You still have to weld the damn loads down to the barge or ship decks do they don't fall overboard in rough seas.

They just don't make tie down straps Big Enough . . .

You can hook together as many of these damn things as you can find . . .
I know where they have about 4 dozen parked down the road from me .
Unless they are rented out or on a boat heading overseas right now.









It's Amazing how much power you can get out of 1 v-8 diesel & a bunch of hydraulic pumps - motors !


----------



## tohunt4me (Nov 23, 2015)

Trafficat said:


> Yeah, that's not a truck. This is a truck. Anything smaller is just a wannabe:


I believe I have Won this " pissing contest".

( All B.S. aside . . . I have dealt with things most people never imagined or even knew existed.
I used to fly to work in more helicopters than Joe Biden has flown Away from work in . I never grew up cause I kept getting BIGGER TOYS !)


----------



## bobby747 (Dec 29, 2015)

#1 seller because it's a slug. Seller credit restrictions lower to an all time high . So you buy it


----------



## bobby747 (Dec 29, 2015)

*2022 Ford Maverick Financing Guaranteed Approval Program Revealed.
google it...*


----------



## tohunt4me (Nov 23, 2015)

bobby747 said:


> *2022 Ford Maverick Financing Guaranteed Approval Program Revealed.
> google it...*


I want one.
My Chevy s-10 is a 1995 mm model. Almost 200,000 miles. It gets 26 m.p.g.
My 4 cyl. Chevy Colorado gets 21-22 m.p.g
On a good day.

I want a Small truck that seats 5 people and gets 40 m.p.g. !


----------



## bobby747 (Dec 29, 2015)

It looks great. Just saying what I read long ago and heard.


----------



## JeanOcelot0 (Dec 30, 2020)

If an SUV is considered a "truck", then we are already at this point.
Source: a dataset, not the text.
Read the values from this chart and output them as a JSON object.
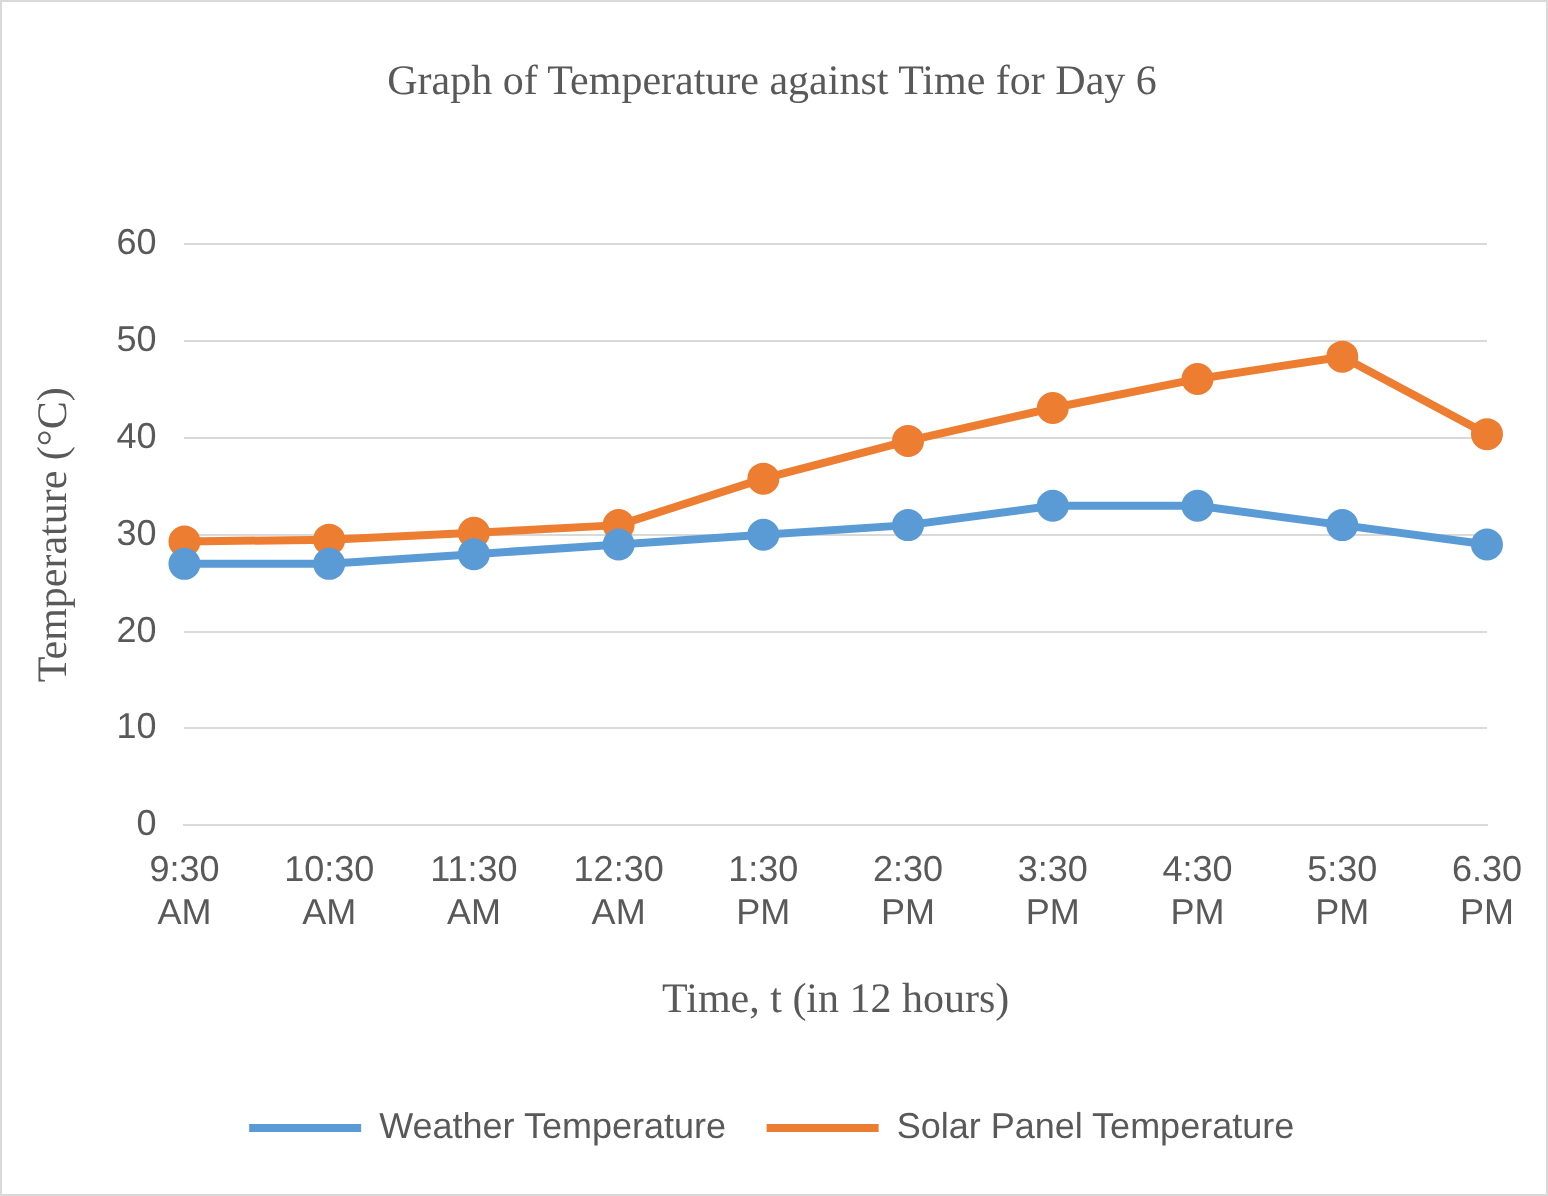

I myself like the idea of a standard car-based station-wagon with the ability to fold down the back seat. Not only does it ride well, but there is a rock-solid casing that is not as easy to break in as a truck with an after-market bed-top. And how often does one need to have an open bay? Probably few enough times that it would be far better to simply rent & tow a trailer.


----------



## Syn (Jun 30, 2017)

The last time a non-truck was a best seller in the USA was in the early 1980s.


----------